# Looking for Live broadcast of Redskins at Jets preseason game



## jorb (Mar 22, 2008)

I live in Wisconsin and would like to watch a live broadcast of the Redskins at Jets Saturday, Aug. 16, 7 p.m. ET preseason football game.

WCBS ch. 2 New York broadcast the Jets preseason games and WUSA ch. 9 Washington, D.C broadcast the Redskins preseason games.

Is there away to watch the game LIVE off satellite.

THANKS,


----------



## hdtvfan0001 (Jul 28, 2004)

I had heard rumors NFL Network was looking to pick up that game...maybe check their Website...


----------



## Steve615 (Feb 5, 2006)

hdtvfan0001 said:


> I had heard rumors NFL Network was looking to pick up that game...maybe check their Website...
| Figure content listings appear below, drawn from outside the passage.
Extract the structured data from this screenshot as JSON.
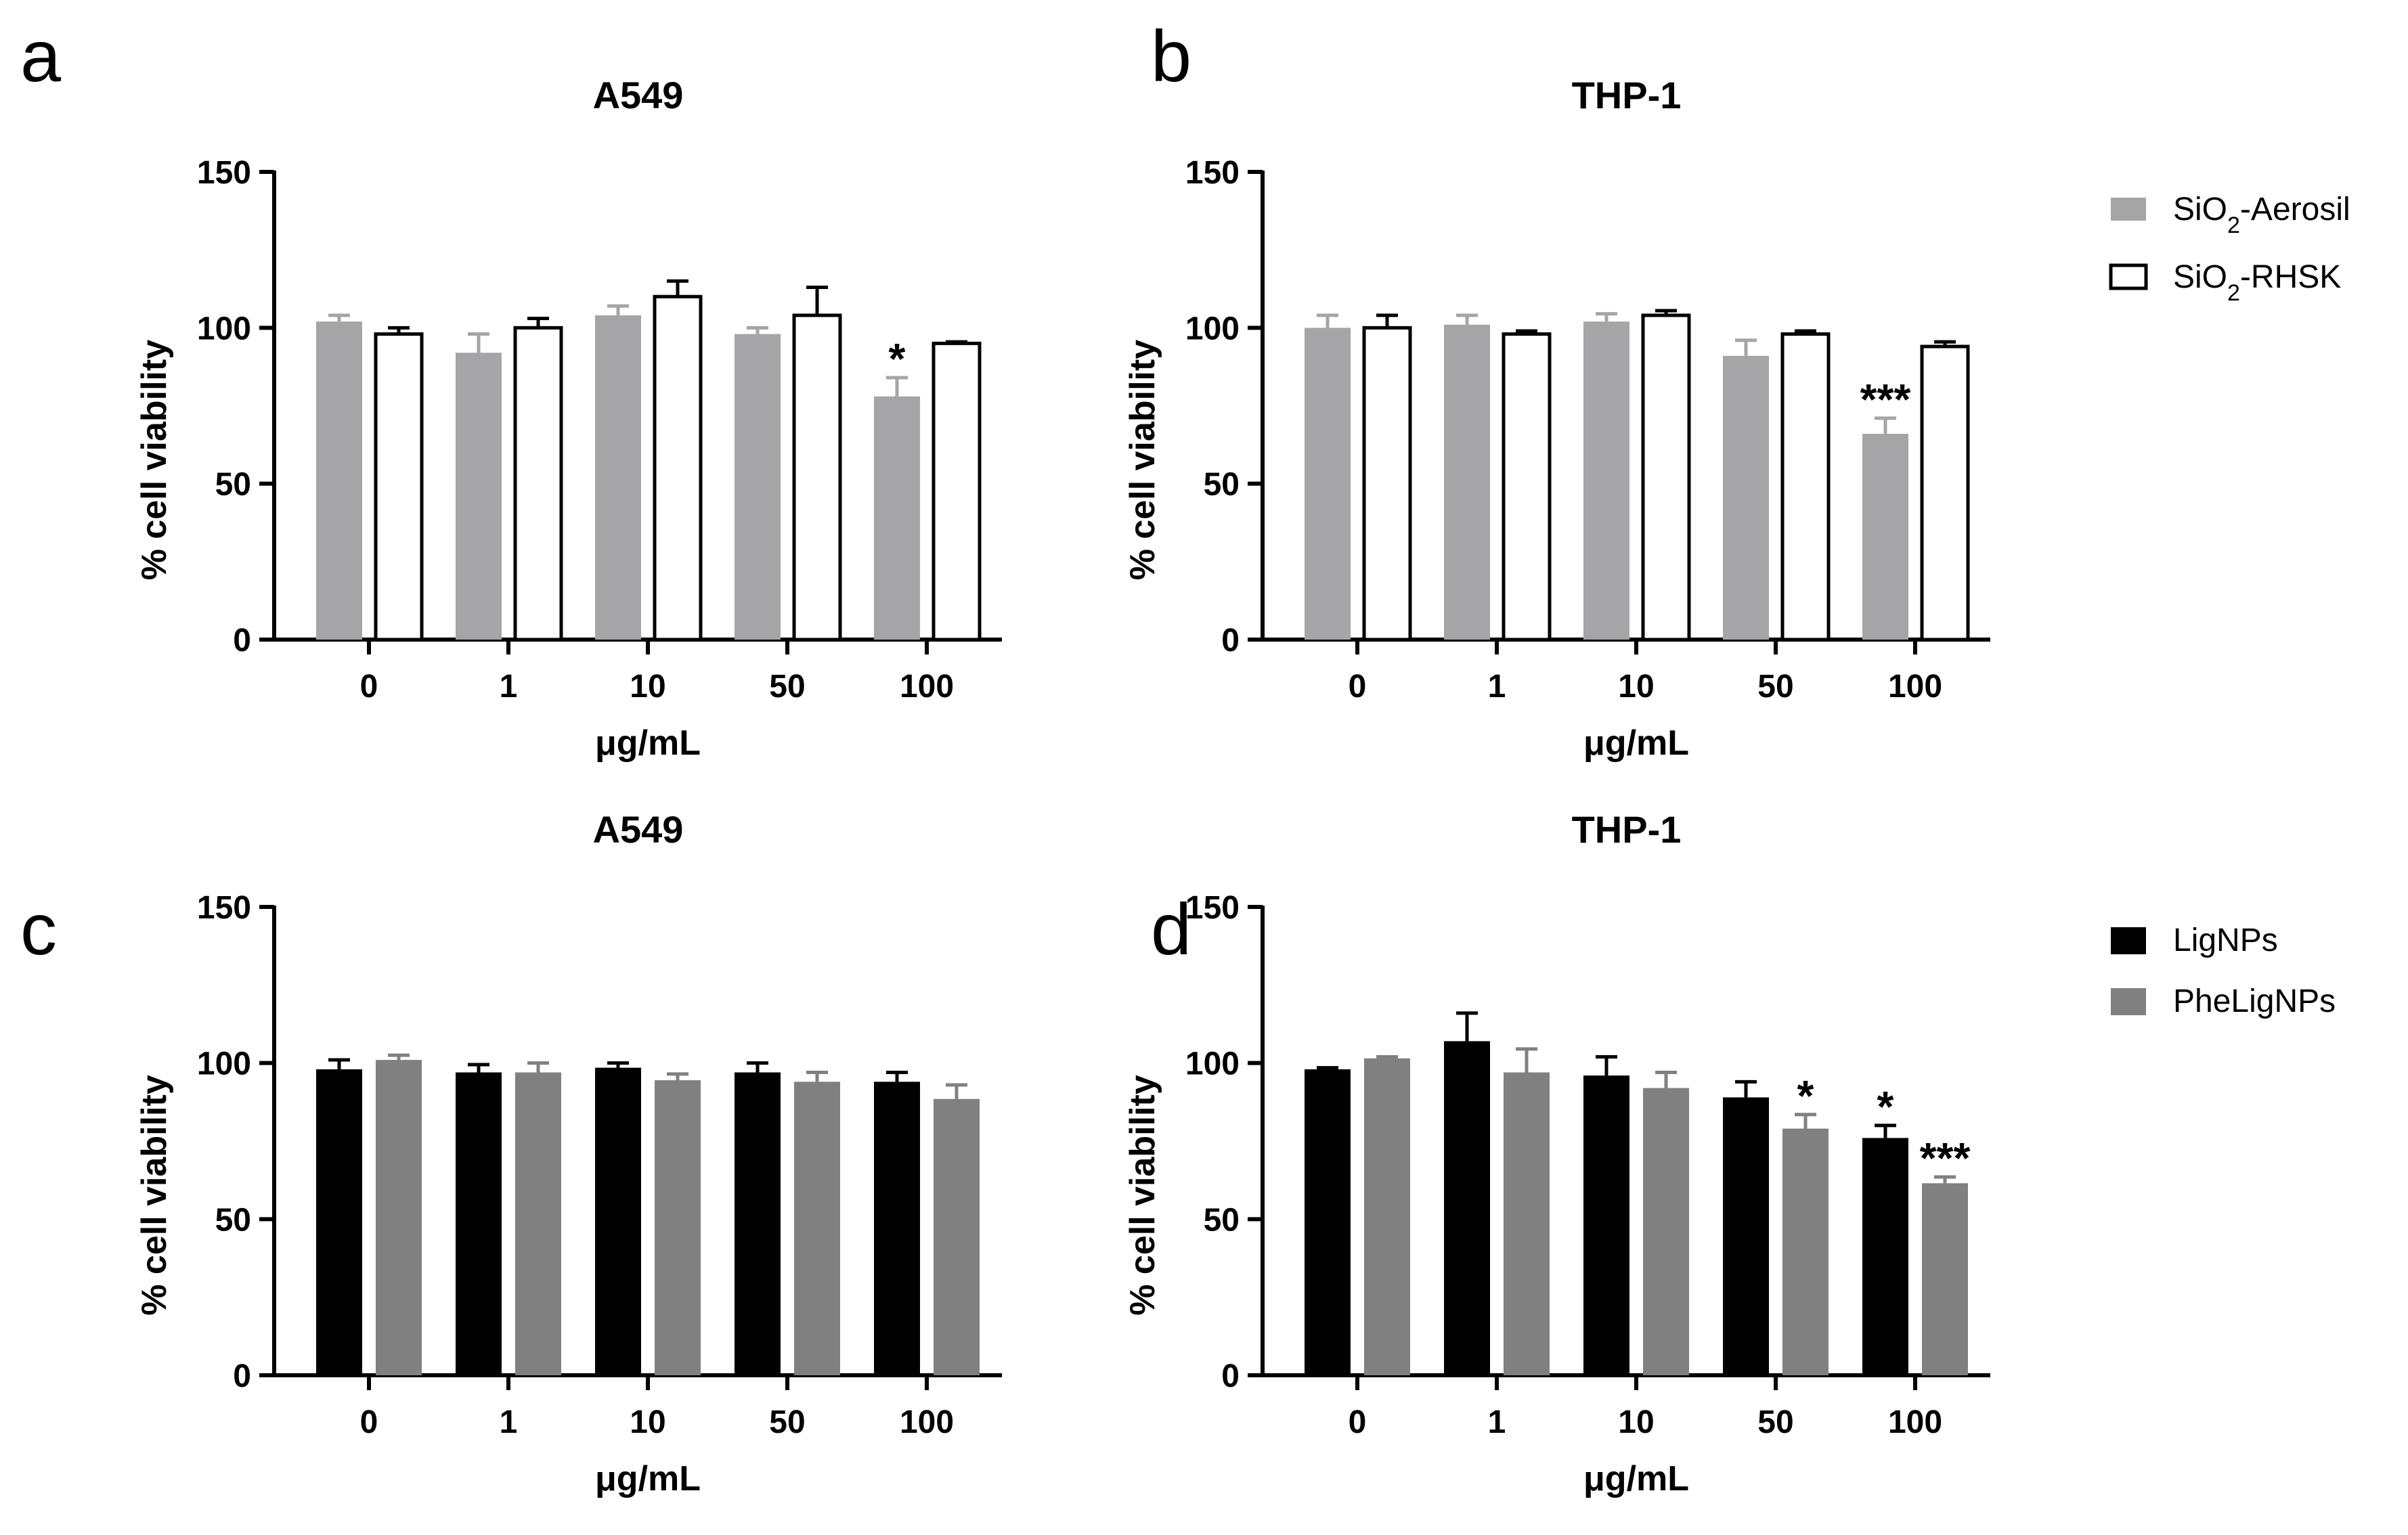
{
  "colors": {
    "aerosil": "#a5a5a8",
    "rhsk": "#ffffff",
    "lignps": "#000000",
    "pheligs": "#808080",
    "axis": "#000000"
  },
  "legends": {
    "top": [
      {
        "label_main": "SiO",
        "label_sub": "2",
        "label_rest": "-Aerosil",
        "color": "#a5a5a8"
      },
      {
        "label_main": "SiO",
        "label_sub": "2",
        "label_rest": "-RHSK",
        "color": "#ffffff"
      }
    ],
    "bottom": [
      {
        "label": "LigNPs",
        "color": "#000000"
      },
      {
        "label": "PheLigNPs",
        "color": "#808080"
      }
    ]
  },
  "chart_data": [
    {
      "panel": "a",
      "type": "bar",
      "title": "A549",
      "xlabel": "μg/mL",
      "ylabel": "% cell viability",
      "ylim": [
        0,
        150
      ],
      "yticks": [
        "0",
        "50",
        "100",
        "150"
      ],
      "categories": [
        "0",
        "1",
        "10",
        "50",
        "100"
      ],
      "series": [
        {
          "name": "SiO2-Aerosil",
          "values": [
            102,
            92,
            104,
            98,
            78
          ],
          "errors": [
            2,
            6,
            3,
            2,
            6
          ],
          "significance": [
            "",
            "",
            "",
            "",
            "*"
          ]
        },
        {
          "name": "SiO2-RHSK",
          "values": [
            98,
            100,
            110,
            104,
            95
          ],
          "errors": [
            2,
            3,
            5,
            9,
            0.5
          ],
          "significance": [
            "",
            "",
            "",
            "",
            ""
          ]
        }
      ]
    },
    {
      "panel": "b",
      "type": "bar",
      "title": "THP-1",
      "xlabel": "μg/mL",
      "ylabel": "% cell viability",
      "ylim": [
        0,
        150
      ],
      "yticks": [
        "0",
        "50",
        "100",
        "150"
      ],
      "categories": [
        "0",
        "1",
        "10",
        "50",
        "100"
      ],
      "series": [
        {
          "name": "SiO2-Aerosil",
          "values": [
            100,
            101,
            102,
            91,
            66
          ],
          "errors": [
            4,
            3,
            2.5,
            5,
            5
          ],
          "significance": [
            "",
            "",
            "",
            "",
            "***"
          ]
        },
        {
          "name": "SiO2-RHSK",
          "values": [
            100,
            98,
            104,
            98,
            94
          ],
          "errors": [
            4,
            1,
            1.5,
            1,
            1.5
          ],
          "significance": [
            "",
            "",
            "",
            "",
            ""
          ]
        }
      ]
    },
    {
      "panel": "c",
      "type": "bar",
      "title": "A549",
      "xlabel": "μg/mL",
      "ylabel": "% cell viability",
      "ylim": [
        0,
        150
      ],
      "yticks": [
        "0",
        "50",
        "100",
        "150"
      ],
      "categories": [
        "0",
        "1",
        "10",
        "50",
        "100"
      ],
      "series": [
        {
          "name": "LigNPs",
          "values": [
            98,
            97,
            98.5,
            97,
            94
          ],
          "errors": [
            3,
            2.5,
            1.5,
            3,
            3
          ],
          "significance": [
            "",
            "",
            "",
            "",
            ""
          ]
        },
        {
          "name": "PheLigNPs",
          "values": [
            101,
            97,
            94.5,
            94,
            88.5
          ],
          "errors": [
            1.5,
            3,
            2,
            3,
            4.5
          ],
          "significance": [
            "",
            "",
            "",
            "",
            ""
          ]
        }
      ]
    },
    {
      "panel": "d",
      "type": "bar",
      "title": "THP-1",
      "xlabel": "μg/mL",
      "ylabel": "% cell viability",
      "ylim": [
        0,
        150
      ],
      "yticks": [
        "0",
        "50",
        "100",
        "150"
      ],
      "categories": [
        "0",
        "1",
        "10",
        "50",
        "100"
      ],
      "series": [
        {
          "name": "LigNPs",
          "values": [
            98,
            107,
            96,
            89,
            76
          ],
          "errors": [
            0.5,
            9,
            6,
            5,
            4
          ],
          "significance": [
            "",
            "",
            "",
            "",
            "*"
          ]
        },
        {
          "name": "PheLigNPs",
          "values": [
            101.5,
            97,
            92,
            79,
            61.5
          ],
          "errors": [
            0.5,
            7.5,
            5,
            4.5,
            2
          ],
          "significance": [
            "",
            "",
            "",
            "*",
            "***"
          ]
        }
      ]
    }
  ]
}
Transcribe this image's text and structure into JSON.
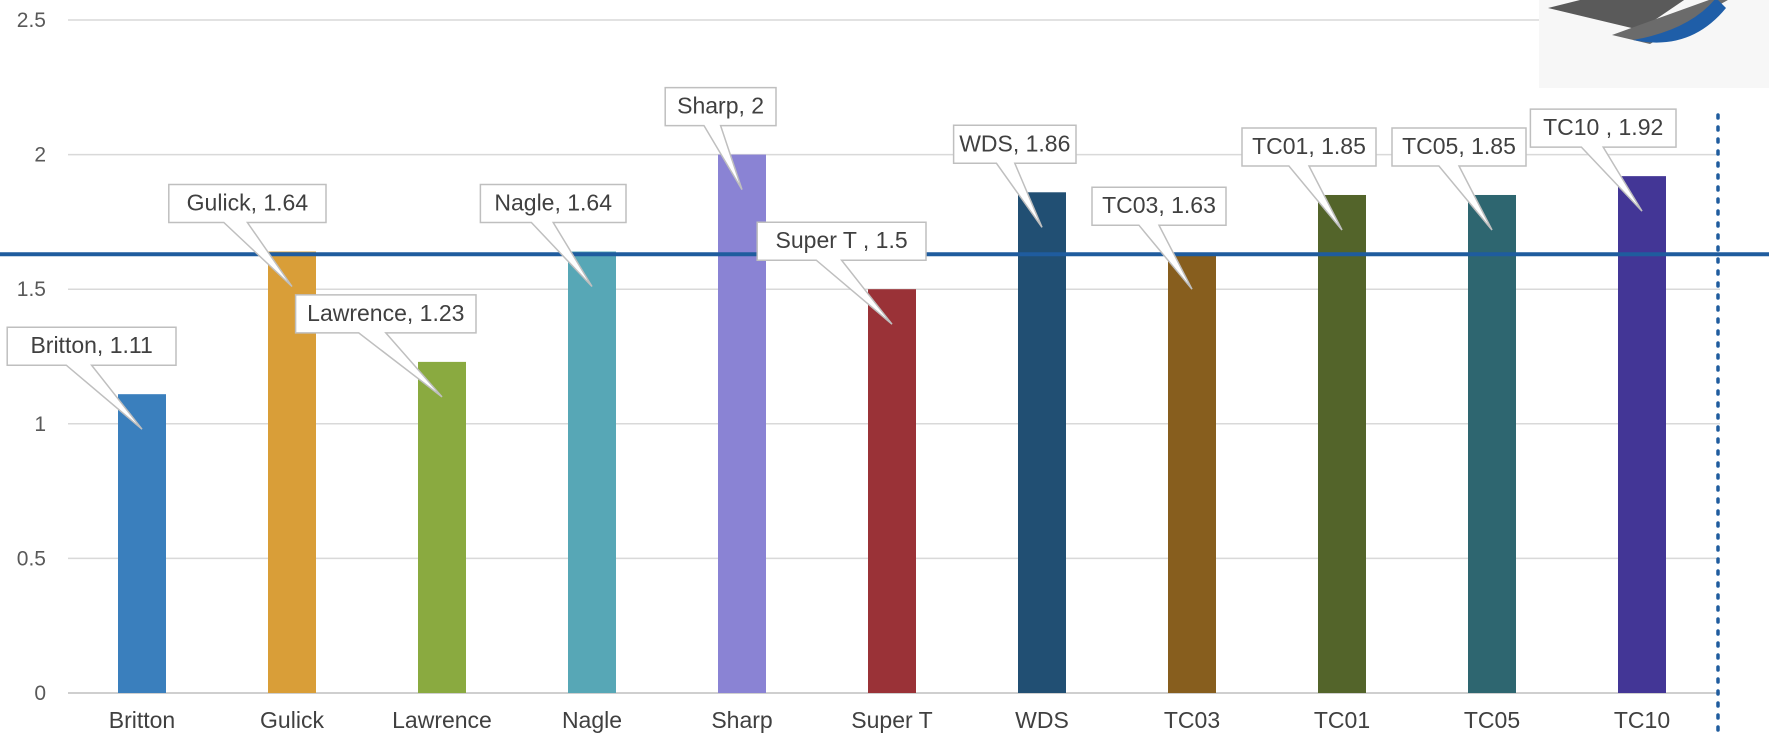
{
  "chart_data": {
    "type": "bar",
    "title": "",
    "xlabel": "",
    "ylabel": "",
    "ylim": [
      0,
      2.5
    ],
    "yticks": [
      0,
      0.5,
      1,
      1.5,
      2,
      2.5
    ],
    "grid": true,
    "categories": [
      "Britton",
      "Gulick",
      "Lawrence",
      "Nagle",
      "Sharp",
      "Super T",
      "WDS",
      "TC03",
      "TC01",
      "TC05",
      "TC10"
    ],
    "values": [
      1.11,
      1.64,
      1.23,
      1.64,
      2,
      1.5,
      1.86,
      1.63,
      1.85,
      1.85,
      1.92
    ],
    "colors": [
      "#3a7fbd",
      "#d99e38",
      "#8aaa40",
      "#57a7b6",
      "#8a83d4",
      "#9a3237",
      "#214f73",
      "#875e1e",
      "#53642a",
      "#2e6670",
      "#433696"
    ],
    "data_labels": [
      "Britton, 1.11",
      "Gulick, 1.64",
      "Lawrence, 1.23",
      "Nagle, 1.64",
      "Sharp, 2",
      "Super T , 1.5",
      "WDS, 1.86",
      "TC03, 1.63",
      "TC01, 1.85",
      "TC05, 1.85",
      "TC10 , 1.92"
    ],
    "reference_line": {
      "value": 1.63,
      "color": "#1f5c9e"
    },
    "divider_color": "#1f5c9e"
  }
}
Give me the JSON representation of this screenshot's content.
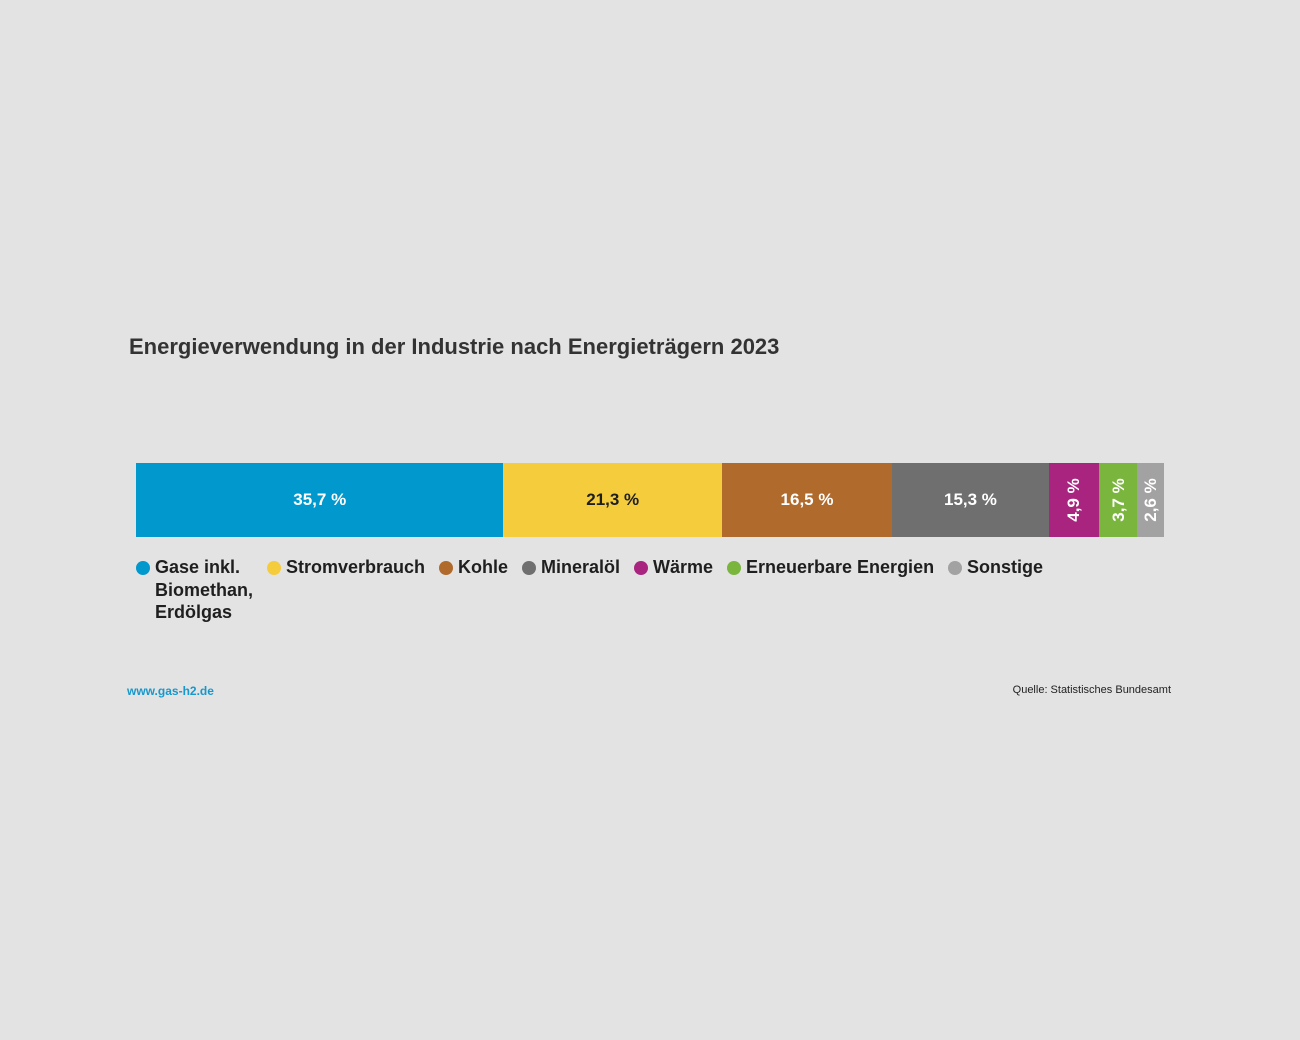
{
  "chart_data": {
    "type": "bar",
    "orientation": "horizontal-stacked-100",
    "title": "Energieverwendung in der Industrie nach Energieträgern 2023",
    "unit": "%",
    "series": [
      {
        "name": "Gase inkl. Biomethan, Erdölgas",
        "value": 35.7,
        "label": "35,7 %",
        "color": "#0098cd",
        "text_color": "#ffffff"
      },
      {
        "name": "Stromverbrauch",
        "value": 21.3,
        "label": "21,3 %",
        "color": "#f5cc3c",
        "text_color": "#1f1f1f"
      },
      {
        "name": "Kohle",
        "value": 16.5,
        "label": "16,5 %",
        "color": "#b06a2c",
        "text_color": "#ffffff"
      },
      {
        "name": "Mineralöl",
        "value": 15.3,
        "label": "15,3 %",
        "color": "#6f6f6f",
        "text_color": "#ffffff"
      },
      {
        "name": "Wärme",
        "value": 4.9,
        "label": "4,9 %",
        "color": "#a8247f",
        "text_color": "#ffffff"
      },
      {
        "name": "Erneuerbare Energien",
        "value": 3.7,
        "label": "3,7 %",
        "color": "#7ab53d",
        "text_color": "#ffffff"
      },
      {
        "name": "Sonstige",
        "value": 2.6,
        "label": "2,6 %",
        "color": "#a2a2a2",
        "text_color": "#ffffff"
      }
    ],
    "legend": {
      "placement": "bottom",
      "items": [
        {
          "label_lines": [
            "Gase inkl.",
            "Biomethan,",
            "Erdölgas"
          ],
          "color": "#0098cd"
        },
        {
          "label_lines": [
            "Stromverbrauch"
          ],
          "color": "#f5cc3c"
        },
        {
          "label_lines": [
            "Kohle"
          ],
          "color": "#b06a2c"
        },
        {
          "label_lines": [
            "Mineralöl"
          ],
          "color": "#6f6f6f"
        },
        {
          "label_lines": [
            "Wärme"
          ],
          "color": "#a8247f"
        },
        {
          "label_lines": [
            "Erneuerbare Energien"
          ],
          "color": "#7ab53d"
        },
        {
          "label_lines": [
            "Sonstige"
          ],
          "color": "#a2a2a2"
        }
      ]
    }
  },
  "footer": {
    "website": "www.gas-h2.de",
    "source": "Quelle: Statistisches Bundesamt"
  }
}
As of this time,the only live game scheduled Saturday for NFL Network is Dallas vs. Denver at 9 PM EDT.

http://www.nfl.com/nflnetwork/networkschedule?selectedDate=08/16/2008&field=selectedDate


----------



## Steve615 (Feb 5, 2006)

According to the Jets website,all of their preseason games will be televised by WCBS.

http://www.newyorkjets.com/game/schedule/


----------



## dcowboy7 (May 23, 2008)

Steve615 said:


> As of this time,the only live game scheduled Saturday for NFL Network is Dallas vs. Denver at 9 PM EDT.


NFLN has changed their schedule....they will show the [email protected] LIVE saturday 8/16 at 7:00pm et.

http://www.jsonline.com/story/index.aspx?id=782001


----------



## hdtvfan0001 (Jul 28, 2004)

dcowboy7 said:


> NFLN has changed their schedule....they will show the [email protected] LIVE saturday 8/16 at 7:00pm et.
> 
> http://www.jsonline.com/story/index.aspx?id=782001


Told ya so...... :lol:


----------